The DynamicEncoder class is the real WCF encoder class. At every service call WCF will make sure that our encoder be loaded and initialized by means of the encoder creation process described up to now.

As every WCF encoder, DyanmicEncoder class inherits from MessageEncoder class.

Not surprisingly, DynamicEncoder class will hold inner encoder instances, the default encoder and configuration settings about compression providers, algorithms and levels configured for the endpoint. 

Any information necessary for operating is received by the encoder at construction time, from the factory object.

DynamicEncoder performs few basic tasks:

  1. It chooses what encoding algorithm should be used to encode the message
  2. It uses the selected inner encoder to encode the message into a binary stream
  3. It chooses whether the encoded stream should be compressed and what algorithm should be applied
  4. In case, It applies compression to the binary stream

Such tasks are performed into its WriteMessage overrides, by means of some provider classes that are loaded statically:

One or more compression providers expose compression algorithms to the encoder by means of IDataCompressor interface. DynamicEncoder supports use of multiple compression provider classes; by default, DynamicEncoder uses DataCompressor class: a very simple compression provider, based on .Net framework System.Compression libraries.

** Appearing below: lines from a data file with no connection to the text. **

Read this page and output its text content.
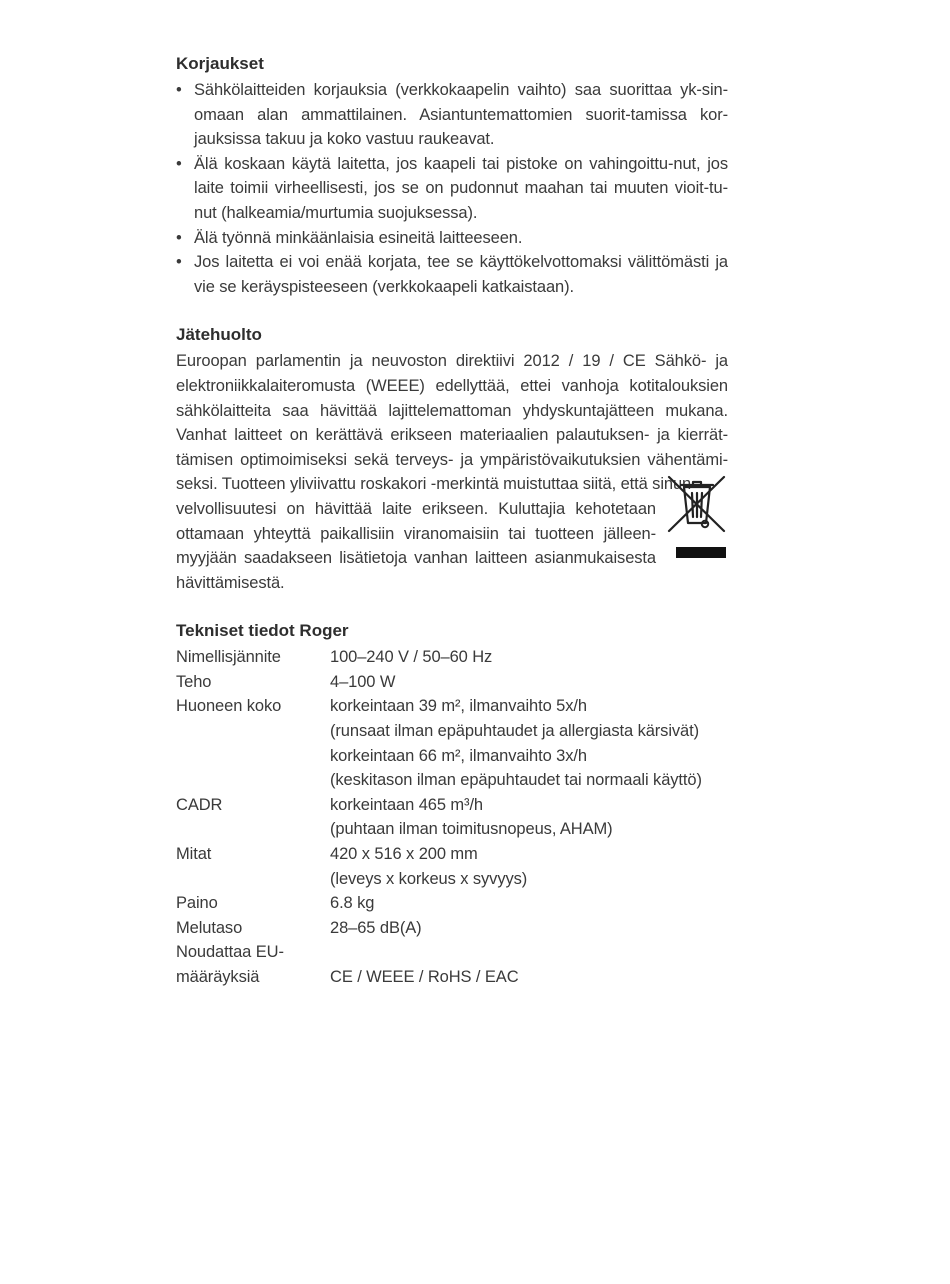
Korjaukset
• Sähkölaitteiden korjauksia (verkkokaapelin vaihto) saa suorittaa yk-sin-omaan alan ammattilainen. Asiantuntemattomien suorit-tamissa kor-jauksissa takuu ja koko vastuu raukeavat.
• Älä koskaan käytä laitetta, jos kaapeli tai pistoke on vahingoittu-nut, jos laite toimii virheellisesti, jos se on pudonnut maahan tai muuten vioit-tu-nut (halkeamia/murtumia suojuksessa).
• Älä työnnä minkäänlaisia esineitä laitteeseen.
• Jos laitetta ei voi enää korjata, tee se käyttökelvottomaksi välittömästi ja vie se keräyspisteeseen (verkkokaapeli katkaistaan).
Jätehuolto

Euroopan parlamentin ja neuvoston direktiivi 2012 / 19 / CE Sähkö- ja elektroniikkalaiteromusta (WEEE) edellyttää, ettei vanhoja kotitalouksien sähkölaitteita saa hävittää lajittelemattoman yhdyskuntajätteen mukana. Vanhat laitteet on kerättävä erikseen materiaalien palautuksen- ja kierrät-tämisen optimoimiseksi sekä terveys- ja ympäristövaikutuksien vähentämi-seksi. Tuotteen yliviivattu roskakori -merkintä muistuttaa siitä, että sinun

velvollisuutesi on hävittää laite erikseen. Kuluttajia kehotetaan ottamaan yhteyttä paikallisiin viranomaisiin tai tuotteen jälleen-myyjään saadakseen lisätietoja vanhan laitteen asianmukaisesta hävittämisestä.

Tekniset tiedot Roger
Nimellisjännite	100–240 V / 50–60 Hz
Teho	4–100 W
Huoneen koko	korkeintaan 39 m², ilmanvaihto 5x/h
(runsaat ilman epäpuhtaudet ja allergiasta kärsivät)
korkeintaan 66 m², ilmanvaihto 3x/h
(keskitason ilman epäpuhtaudet tai normaali käyttö)
CADR	korkeintaan 465 m³/h
(puhtaan ilman toimitusnopeus, AHAM)
Mitat	420 x 516 x 200 mm
(leveys x korkeus x syvyys)
Paino	6.8 kg
Melutaso	28–65 dB(A)
Noudattaa EU-
määräyksiä
	CE / WEEE / RoHS / EAC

DataCompressor provider supports GZip and Deflate algorithms with only one compression level. Additional providers supporting different compression levels may be added easily.

One encoder selector class contains all the rules for choosing the inner encoder and the compression settings to apply to the encoded stream.

The encoder selector exposes to the encoder such rules by means of interface IDynamicEncoderSelector.

Initialize() and Clone() are used by DynamicEncoder to initialize selector instances for any WCF channel.

OnSelectEncoder() , OnSelectAlgorithm() are invoked to choose the inner encoding and the compression settings to apply to the compressed stream.

OnEncodeComplete() is invoked after compression to allow gathering information on the encoded call that can be used to adapt encoder choices to the runtime conditions.

OnEncodeComplete() is used by the default EncoderSelector to gather information about the compression ratio obtained on outgoing messages. This information is used by EncoderSelector to honor CompressionRatioDisableLimit setting.